Copyright (c) 2001-2002 Helma Project. All rights reserved.

Redistribution and use, with or without modification, are permitted provided that the following conditions are met:

  1. Redistributions must retain the above copyright notice, this list of conditions and the following disclaimer (either in the documentation and/or other materials provided with the distribution).
  2. The end-user documentation included with the redistribution, if any, must include the following acknowledgment: "This product includes software developed by the Helma Project called "antville" (antville.helma.org) for use with the Helma Object Publisher (www.helma.org)." Alternately, this acknowledgment may appear in the software itself, if and wherever such third-party acknowledgments normally appear.
  3. The name "Antville" must not be used to endorse or promote products derived from this software without prior written permission. For written permission, please contact antville@helma.org.
  4. Products derived from this software may not be called "Antville" nor may "Antville" appear in their name or URL, without prior written permission of the Helma Project Group.
  5. We ask you to give credit to Antville and the Helma Project for sites which build upon Antville. This would normally consist of a text or graphic link to antville.org together with the line "Powered by Helma" (linked to helma.org) somewhere on the site. While it is not a breach of this license to omit this, it's a great way for you to make help the Helma Project to continue to flourish and grow.

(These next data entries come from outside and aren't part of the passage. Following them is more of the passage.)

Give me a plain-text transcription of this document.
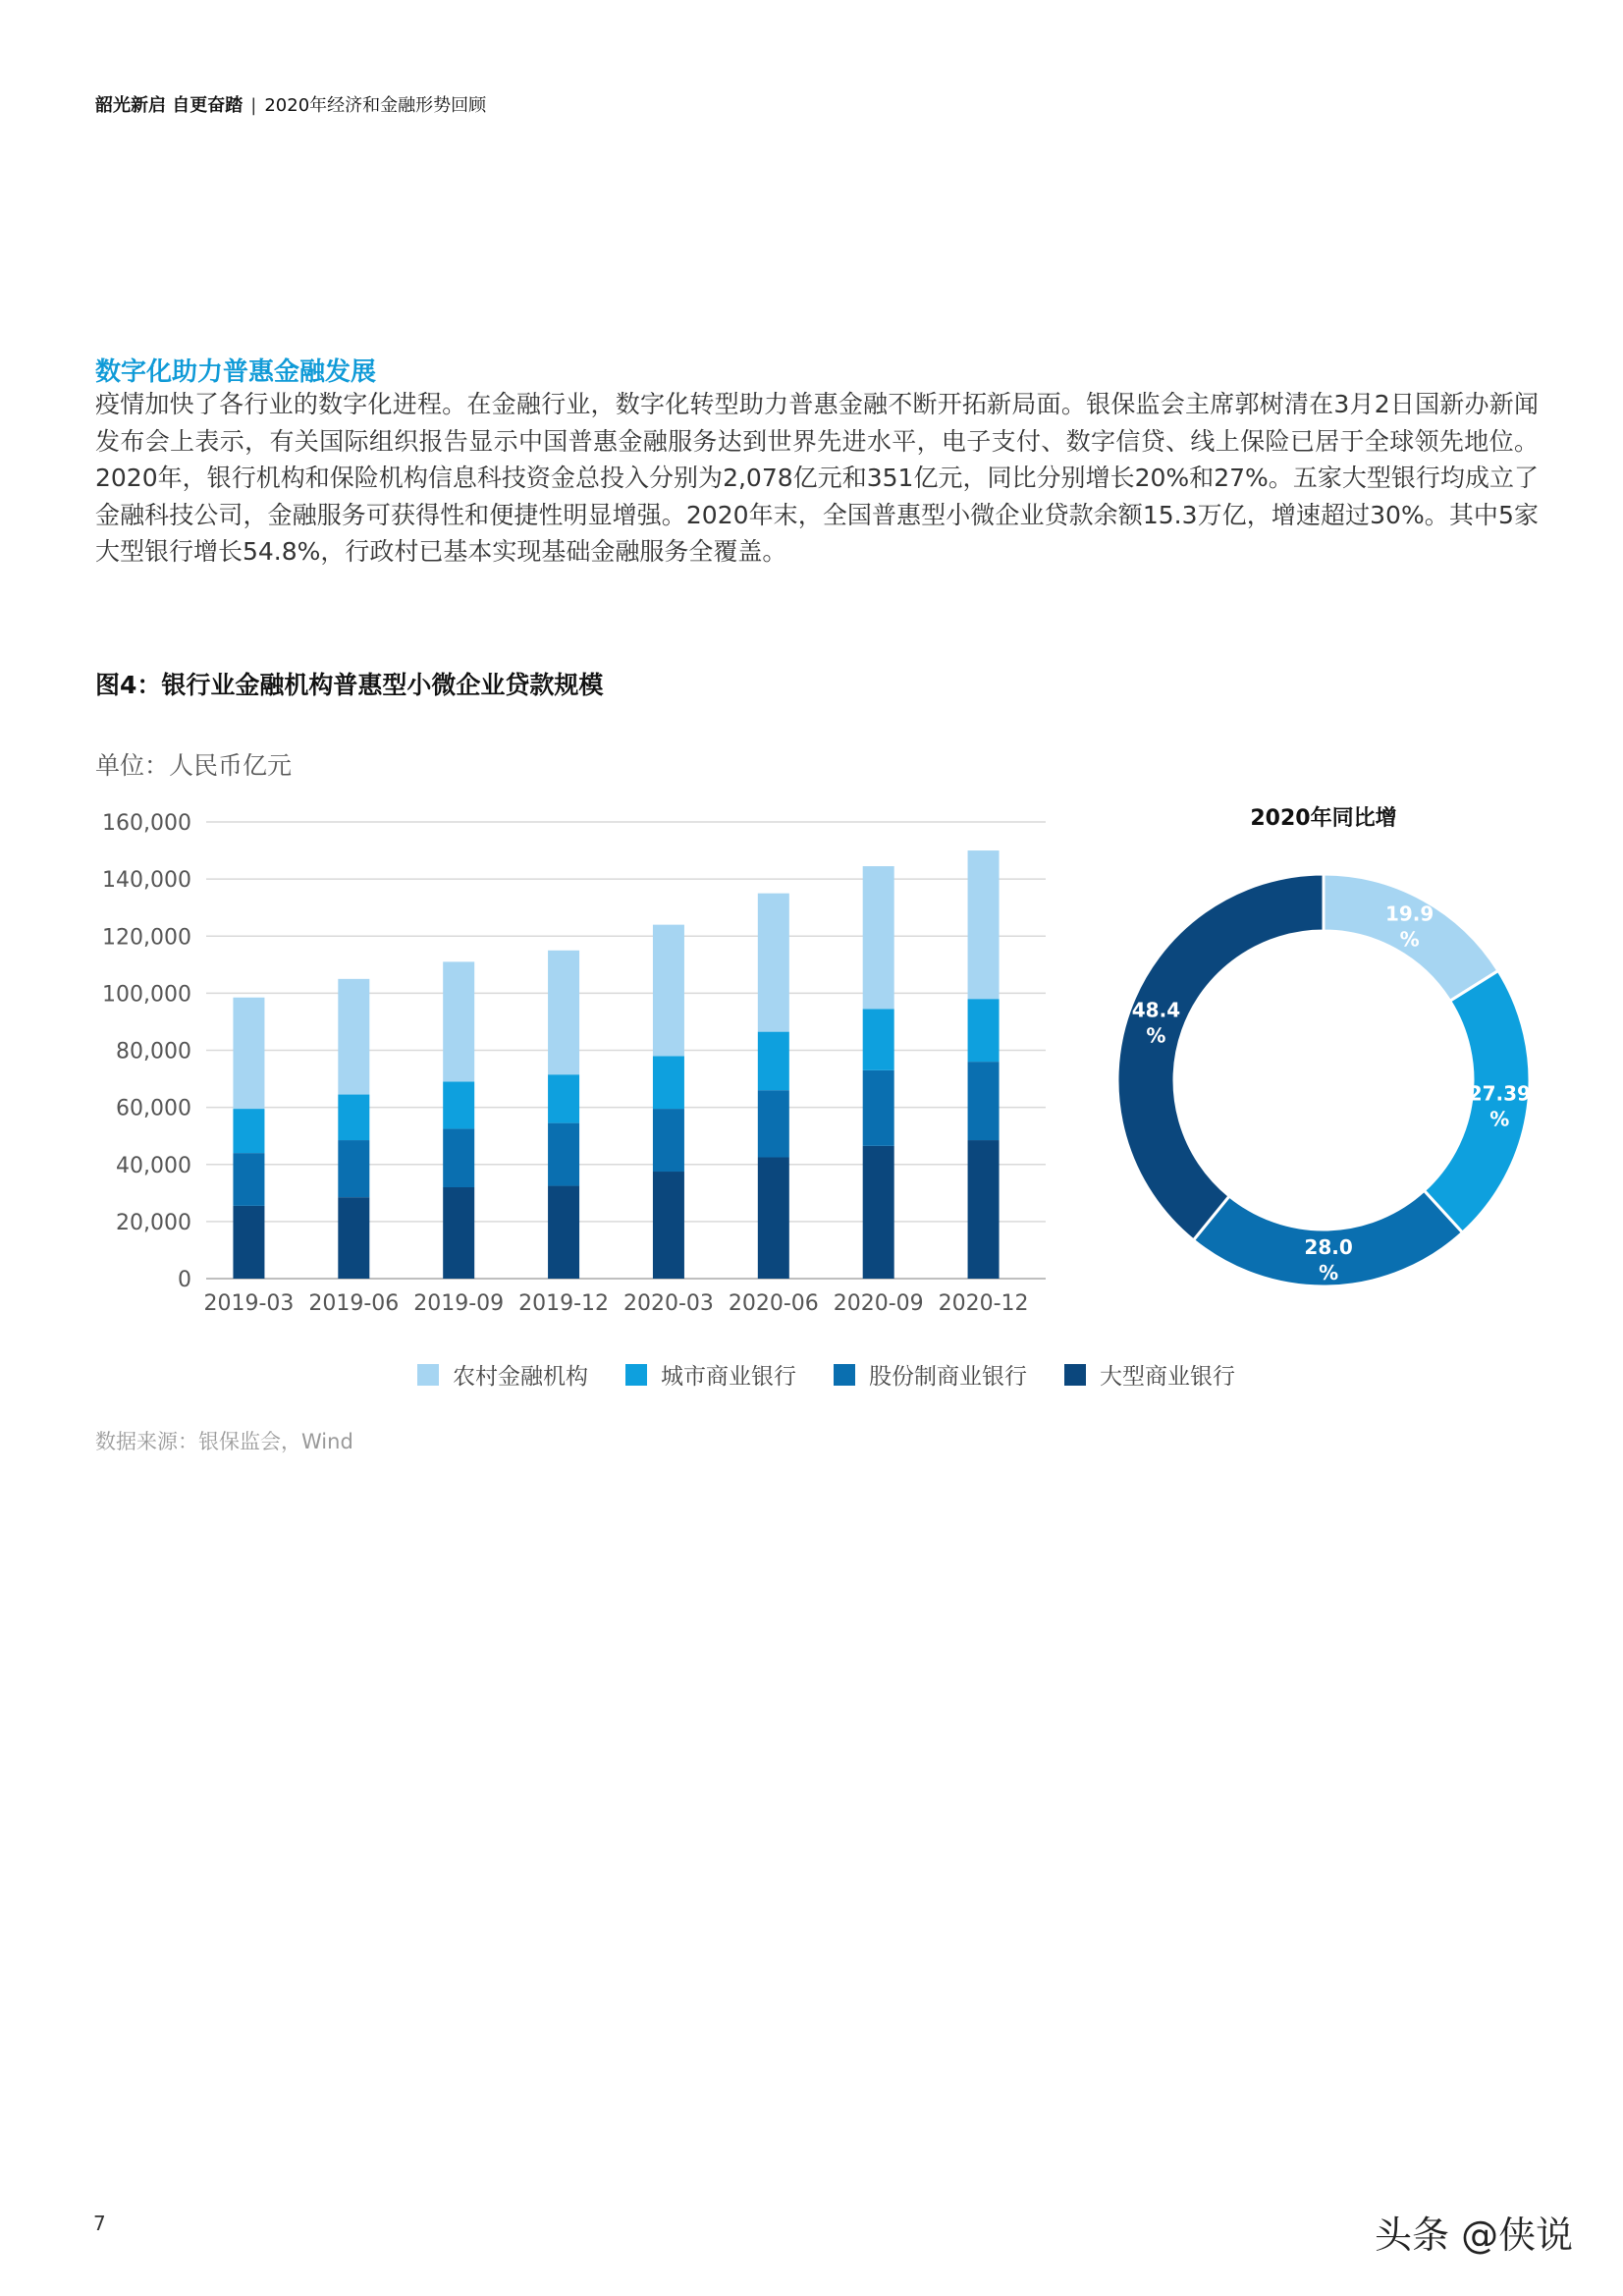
韶光新启 自更奋踏 | 2020年经济和金融形势回顾
数字化助力普惠金融发展

疫情加快了各行业的数字化进程。在金融行业，数字化转型助力普惠金融不断开拓新局面。银保监会主席郭树清在3月2日国新办新闻发布会上表示，有关国际组织报告显示中国普惠金融服务达到世界先进水平，电子支付、数字信贷、线上保险已居于全球领先地位。2020年，银行机构和保险机构信息科技资金总投入分别为2,078亿元和351亿元，同比分别增长20%和27%。五家大型银行均成立了金融科技公司，金融服务可获得性和便捷性明显增强。2020年末，全国普惠型小微企业贷款余额15.3万亿，增速超过30%。其中5家大型银行增长54.8%，行政村已基本实现基础金融服务全覆盖。

图4：银行业金融机构普惠型小微企业贷款规模
单位：人民币亿元
0
20,000
40,000
60,000
80,000
100,000
120,000
140,000
160,000
2019-03 2019-06 2019-09 2019-12 2020-03 2020-06 2020-09 2020-12
2020年同比增
19.9
%
27.39
%
28.0
%
48.4
%
农村金融机构	城市商业银行	股份制商业银行	大型商业银行
数据来源：银保监会，Wind
7	头条 @侠说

THIS SOFTWARE IS PROVIDED ``AS IS'' AND ANY EXPRESSED OR IMPLIED WARRANTIES, INCLUDING, BUT NOT LIMITED TO, THE IMPLIED WARRANTIES OF MERCHANTABILITY AND FITNESS FOR A PARTICULAR PURPOSE ARE DISCLAIMED. IN NO EVENT SHALL THE HELMA PROJECT OR ITS CONTRIBUTORS BE LIABLE FOR ANY DIRECT, INDIRECT, INCIDENTAL, SPECIAL, EXEMPLARY, OR CONSEQUENTIAL DAMAGES (INCLUDING, BUT NOT LIMITED TO, PROCUREMENT OF SUBSTITUTE GOODS OR SERVICES; LOSS OF USE, DATA, OR PROFITS; OR BUSINESS INTERRUPTION) HOWEVER CAUSED AND ON ANY THEORY OF LIABILITY, WHETHER IN CONTRACT, STRICT LIABILITY, OR TORT (INCLUDING NEGLIGENCE OR OTHERWISE) ARISING IN ANY WAY OUT OF THE USE OF THIS SOFTWARE, EVEN IF ADVISED OF THE POSSIBILITY OF SUCH DAMAGE.